Aconteceu alguma coisa? — perguntou, com a voz trémula.

         Leo aproximou-se devagar.

— Mãe… o Luís ligou. Temos de ir à esquadra. O Rui encontrou o dono do carro.

         Ela levou a mão ao peito, respirando fundo.

— Vão. — disse, sem hesitar. — Eu fico com ele. Não se preocupem comigo.

         Leo inclinou-se e beijou a testa dela.

— Qualquer coisa, ligue-me.

— Vai, Leo.insistiu ela, com uma força que só uma mãe desesperada consegue ter. — Descubram quem fez isto ao meu filho.

        Leo assentiu, com os olhos brilhantes.

        Ele e Lucca saíram do quarto, caminhando pelo corredor com passos rápidos, quase sincronizados.


🍃 🍃 🍃


        Poucos minutos depois, a porta do quarto abriu-se novamente.

        Era o Nuno.

        Trazia o cabelo despenteado, a mochila pendurada num ombro e os olhos vermelhos — claramente tinha chorado, mas tentava manter-se firme.

— Dona Clara… — chamou, num fio de voz.

        Ela virou-se e abriu os braços sem pensar, Nuno correu para ela e abraçou-a com força, escondendo o rosto no ombro dela.

— Ele vai ficar bem, não vai? — perguntou, a voz embargada.

         Ela acariciou-lhe o cabelo, como se fosse mais um dos seus filhos.

— Vai, meu amor. Ele está a lutar. E nós estamos aqui com ele.

         Nuno aproximou-se da cama, puxou uma cadeira e sentou-se ao lado do Rafael.

— Oi, mano… — murmurou, segurando-lhe a mão. — Vim assim que o Leo mandou mensagem. Não te atrevas a deixar-me sozinho na escola, ouviste? Aliás, não quero que me deixes sozinho nesta vida, ouviste bem?

        A mãe de Rafael sorriu, triste, mas com ternura nos olhos.

— Ele vai gostar de te ouvir — disse baixinho.

         Nuno assentiu com a cabeça, tentando controlar as lágrimas enquanto, discretamente, as limpava com a manga. Sentou-se mais perto da cama, pousou a cabeça junto à mão de Rafael e sentiu o coração acelerar no peito. Num instante, a respiração ficou presa. Uma pressão suave apertou-lhe os dedos.

— D. Clara… ele... ele apertou a minha mão! — exclamou Nuno, a voz trémula, repleta de esperança e emoção. — Rafa, estás a ouvir-me, não estás? Se estiveres aí, aperta a minha mão outra vez, por favor.
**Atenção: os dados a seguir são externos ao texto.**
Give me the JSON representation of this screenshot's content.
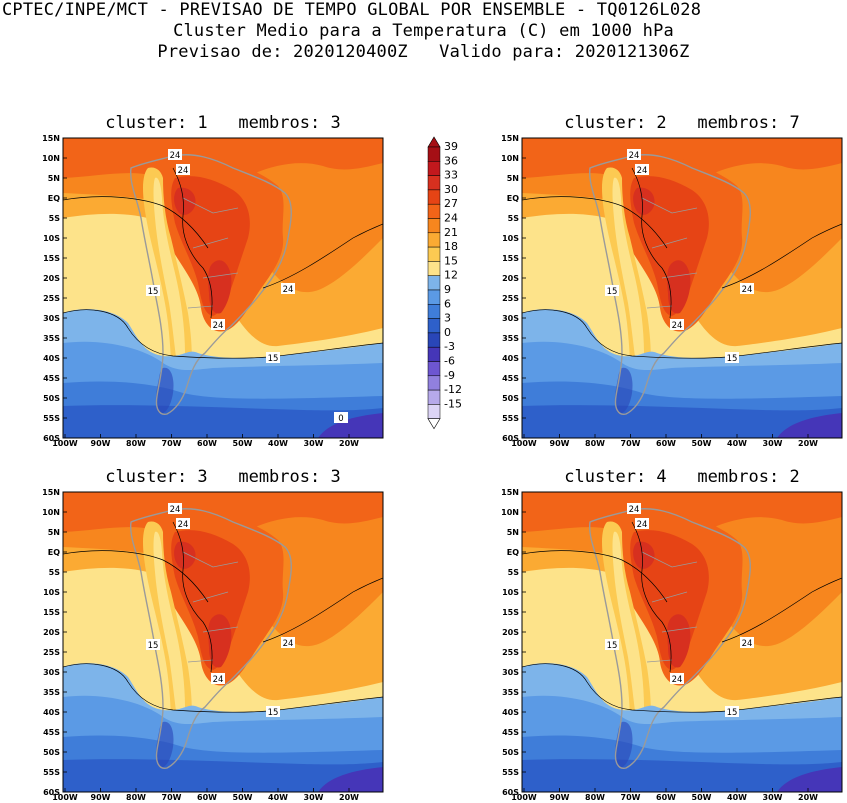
{
  "header": {
    "line1": "CPTEC/INPE/MCT - PREVISAO DE TEMPO GLOBAL POR ENSEMBLE - TQ0126L028",
    "line2": "Cluster Medio para a Temperatura (C) em 1000 hPa",
    "line3": "Previsao de: 2020120400Z   Valido para: 2020121306Z"
  },
  "panels": [
    {
      "title": "cluster: 1   membros: 3",
      "contour_labels": [
        "24",
        "24",
        "15",
        "24",
        "24",
        "15",
        "0"
      ]
    },
    {
      "title": "cluster: 2   membros: 7",
      "contour_labels": [
        "24",
        "24",
        "15",
        "24",
        "24",
        "15"
      ]
    },
    {
      "title": "cluster: 3   membros: 3",
      "contour_labels": [
        "24",
        "24",
        "15",
        "24",
        "24",
        "15"
      ]
    },
    {
      "title": "cluster: 4   membros: 2",
      "contour_labels": [
        "24",
        "24",
        "15",
        "24",
        "24",
        "15"
      ]
    }
  ],
  "lat_labels": [
    "15N",
    "10N",
    "5N",
    "EQ",
    "5S",
    "10S",
    "15S",
    "20S",
    "25S",
    "30S",
    "35S",
    "40S",
    "45S",
    "50S",
    "55S",
    "60S"
  ],
  "lon_labels": [
    "100W",
    "90W",
    "80W",
    "70W",
    "60W",
    "50W",
    "40W",
    "30W",
    "20W"
  ],
  "colorbar": {
    "labels": [
      "39",
      "36",
      "33",
      "30",
      "27",
      "24",
      "21",
      "18",
      "15",
      "12",
      "9",
      "6",
      "3",
      "0",
      "-3",
      "-6",
      "-9",
      "-12",
      "-15"
    ],
    "colors": [
      "#a50f15",
      "#c2181d",
      "#d7301f",
      "#e64415",
      "#f26418",
      "#f7861e",
      "#fbaa33",
      "#fcca52",
      "#fde38a",
      "#7db4ea",
      "#5b9ae5",
      "#3f7dd9",
      "#2e60ca",
      "#2946b8",
      "#4536b8",
      "#6d56d1",
      "#9180de",
      "#b6a9ea",
      "#dcd4f6"
    ]
  }
}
        Mais uma vez, um aperto delicado na mão de Nuno, que não conseguiu conter o choro. Lágrimas corriam-lhe pelo rosto, e o peito parecia explodir de alegria e alívio.

         A mãe aproximou-se, emocionada, e pegou na outra mão de Rafael.

— Meu menino, sou eu, a mãe. Se me ouves, aperta a minha mão para eu saber que estás aí — pediu, com a voz trémula e o olhar fixo no filho, aguardando ansiosamente por qualquer resposta.

          A resposta não se fez esperar, o aperto surgiu logo depois, firme e reconfortante.

— O meu menino, assustaste-nos tanto... Mas agora sinto que vais ficar bem. Estamos todos aqui contigo, não te esqueças disso. Todos estão muito preocupados, especialmente o Leo.

         No instante em que ouviu o nome de Leo, a mão de Rafael apertou ainda mais a da mãe. Nuno, ao presenciar aquele gesto, sentia o coração disparado e as lágrimas escorriam-lhe sem controlo, enquanto agarrava a mão do Rafael com desespero, procurando apoio e esperança.

Ele esteve aqui a noite toda, não te largou nem por um minuto, mas precisou de sair só um bocadinho. Já descobriram quem te fez mal. Ele foi até à polícia, sempre a pensar em ti — explicou a mãe, passando carinhosamente a mão pelo cabelo de Rafael, numa tentativa de lhe transmitir calma.

— Descansa agora, estamos aqui contigo — acrescentou Nuno, baixinho, encostando a testa à mão de Rafael. — Eu e a tua mãe ficamos aqui até o Leo voltar, não te preocupes.